President, Ontario Medical Association

Dr. Adam Kassam

Unfortunately, we know that smaller problems become larger problems. People have been waiting for a variety of different care. It could be primary mental health and psychiatric services. It could also extend to cancer screenings, of course, such as colonoscopies and mammograms. It also extends to procedures and surgeries that people have been waiting for: hip or knee replacement surgery, cataract surgery or cancer removal surgery. It runs the gamut of our health care system.

What we have found over the past 21 months within this pandemic is that we have seen an escalation, unfortunately, in terms of late presentations of pathology, which means advanced stages of disease and of course perhaps the worst prognoses. When we think about a system-level perspective, this actually costs more to deal with.

We know that the pandemic has had a significant impact on the ability not only to provide service but to provide service in a timely way. It is now our task as a country to think about the future.

5:40 p.m.

Liberal

The Chair Liberal Sean Casey

Thank you, Dr. Kassam and Mr. Thériault.

Next we have Dr. Davies, please, for two and a half minutes.

5:40 p.m.

NDP

Don Davies NDP Vancouver Kingsway, BC

Thank you.

Ms.
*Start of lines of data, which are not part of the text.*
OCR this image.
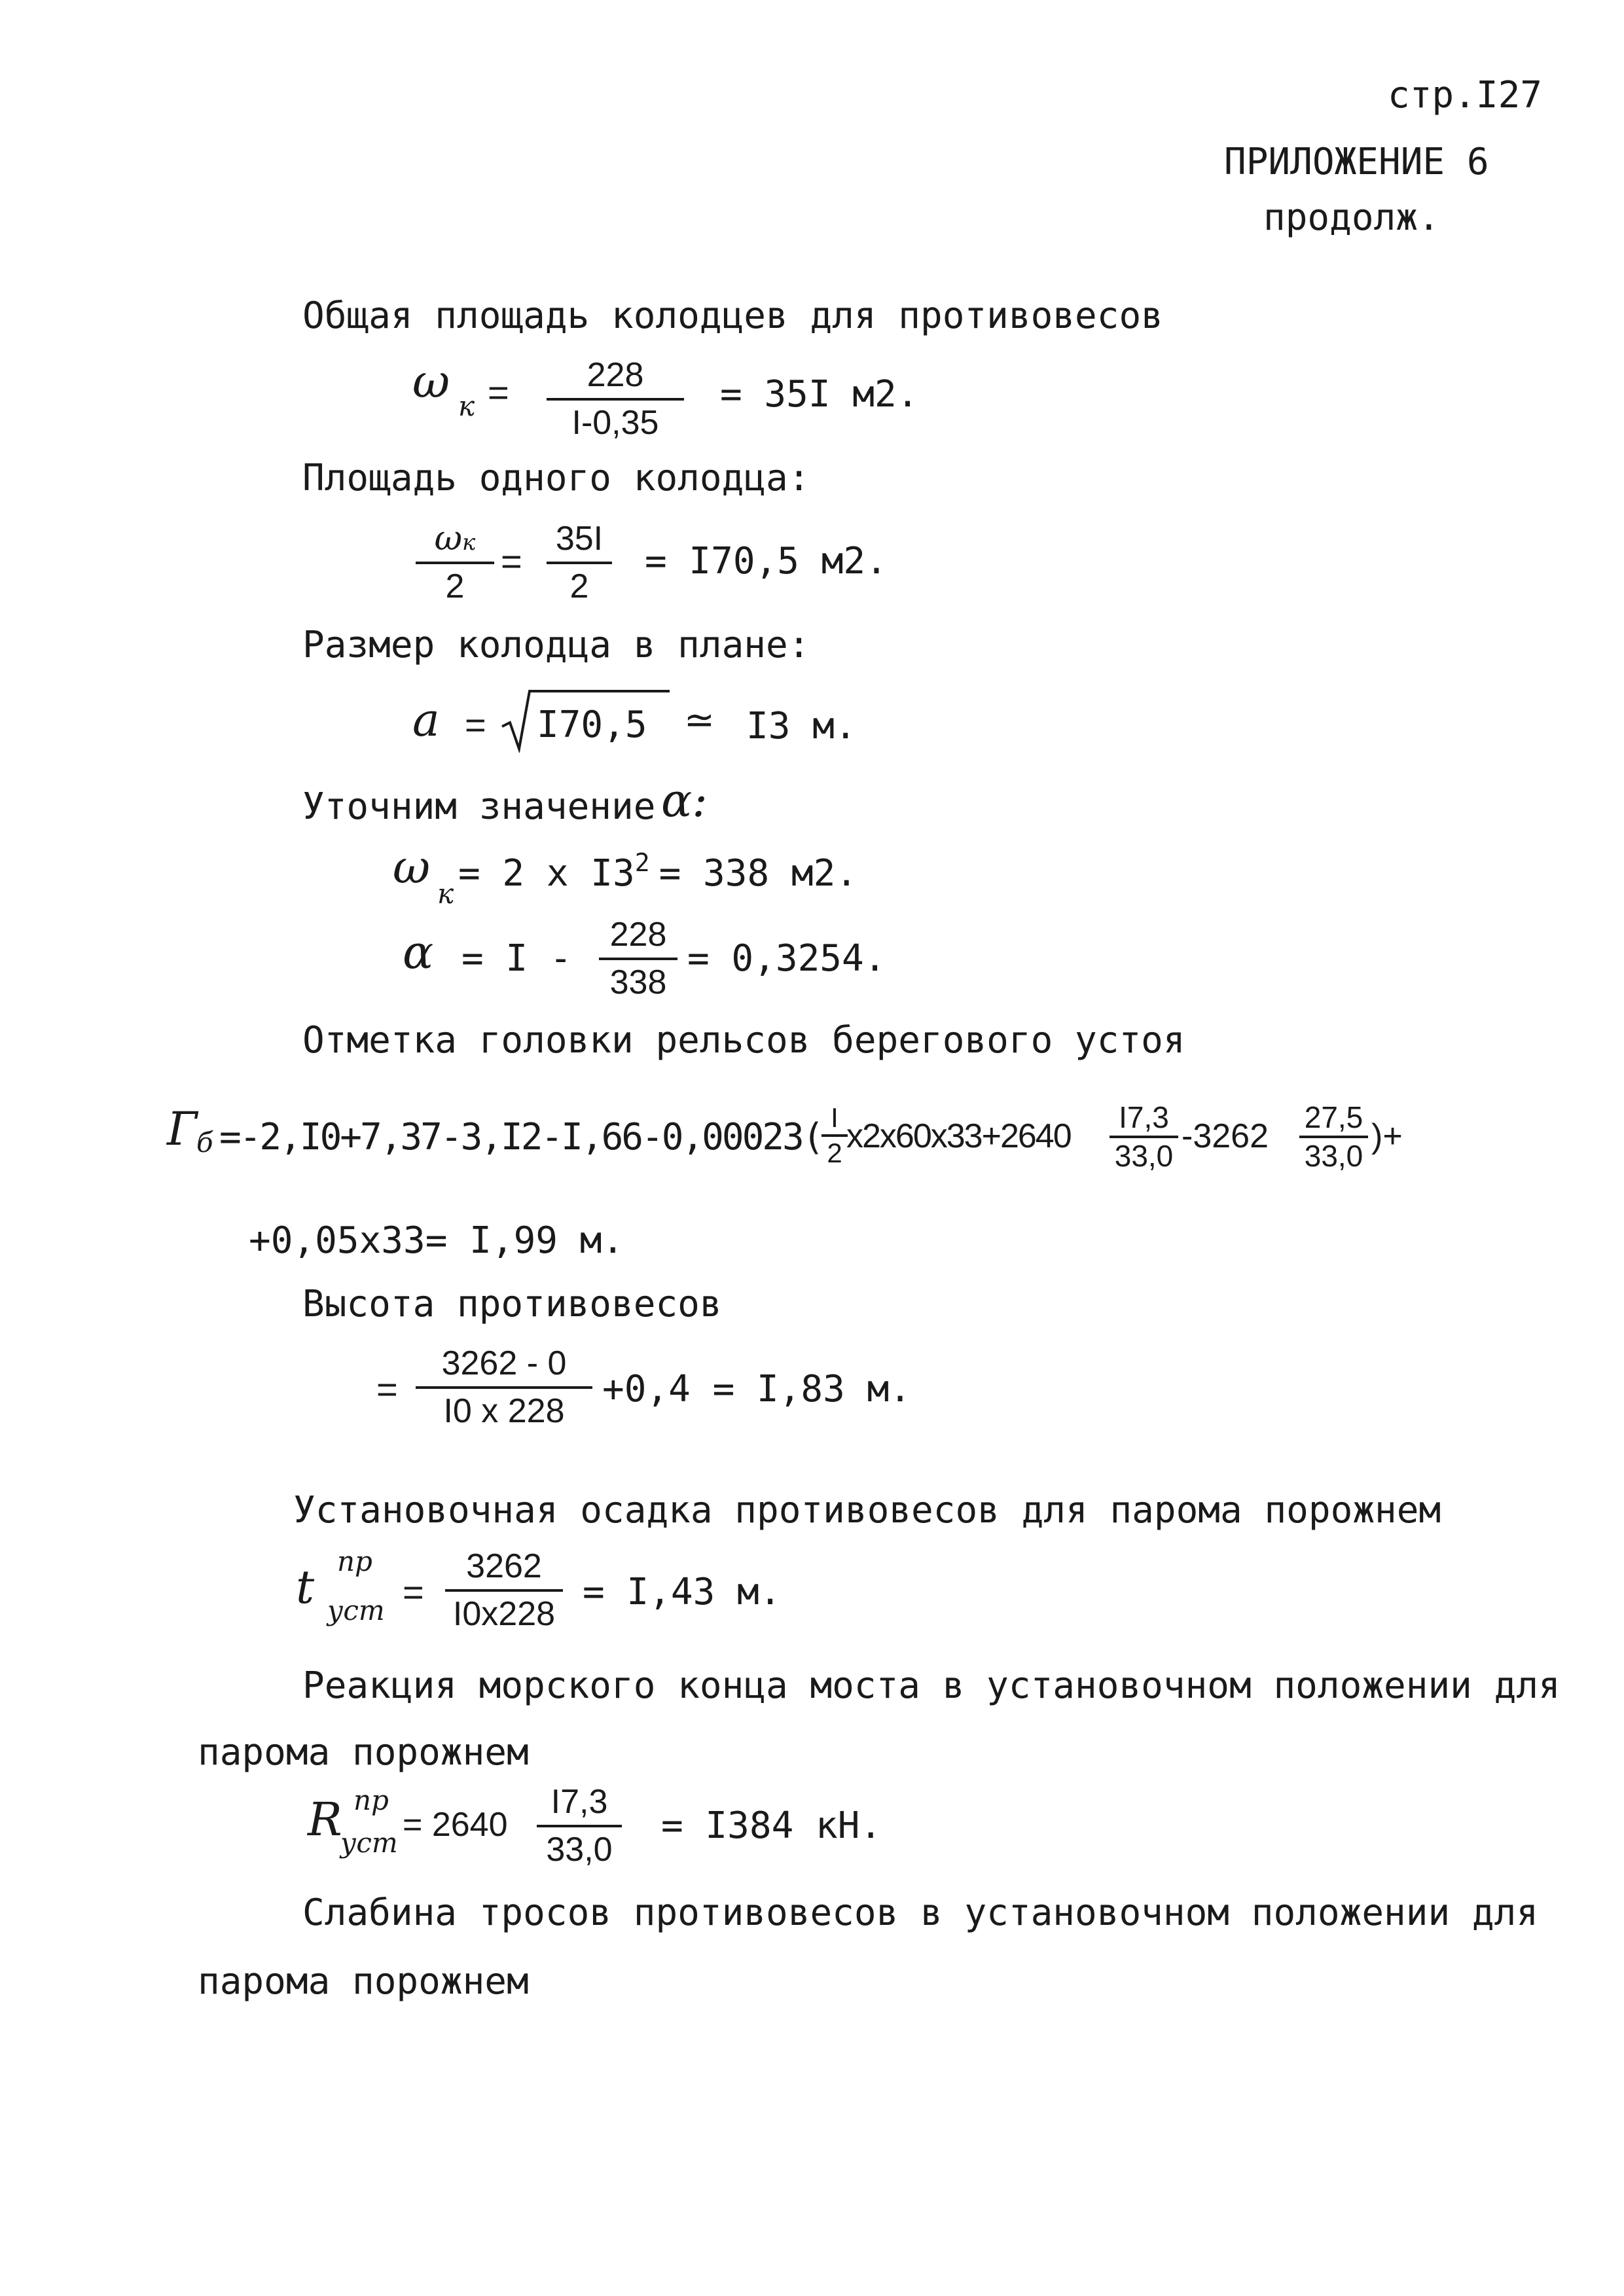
стр.I27
ПРИЛОЖЕНИЕ 6
продолж.
Общая площадь колодцев для противовесов
ω к =	228
I-0,35
= 35I м2.
Площадь одного колодца:
ωк
2
=
35I
2
= I70,5 м2.
Размер колодца в плане:
a = I70,5 ≃ I3 м.
Уточним значение α:
ω к = 2 x $I3^2 = 338$ м2.
α = I -
228
338
= 0,3254.
Отметка головки рельсов берегового устоя
Г
б =-2,I0+7,37-3,I2-I,66-0,00023( I
2 x2x60x33+2640	I7,3
33,0
-3262 27,5
33,0
)+
+0,05x33= I,99 м.
Высота противовесов
=
3262 - 0
I0 x 228
+0,4 = I,83 м.
Установочная осадка противовесов для парома порожнем
t пр
уст =
3262
I0x228
= I,43 м.
Реакция морского конца моста в установочном положении для
парома порожнем
R пр
уст = 2640
I7,3
33,0
= I384 кН.
Слабина тросов противовесов в установочном положении для
парома порожнем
Tomblin Murphy, do you have any general idea, just ballpark, as to how many foreign-trained nurses there are in Canada right now who are unable to practise because their credentials aren't recognized?

5:40 p.m.

Vice-President, Research, Innovation & Discovery, Canadian Nurses Association and Chief Nurse Executive, Nova Scotia Health

Dr. Gail Tomblin Murphy

I actually wouldn't have that number. I would defer to Michael Villeneuve on that number.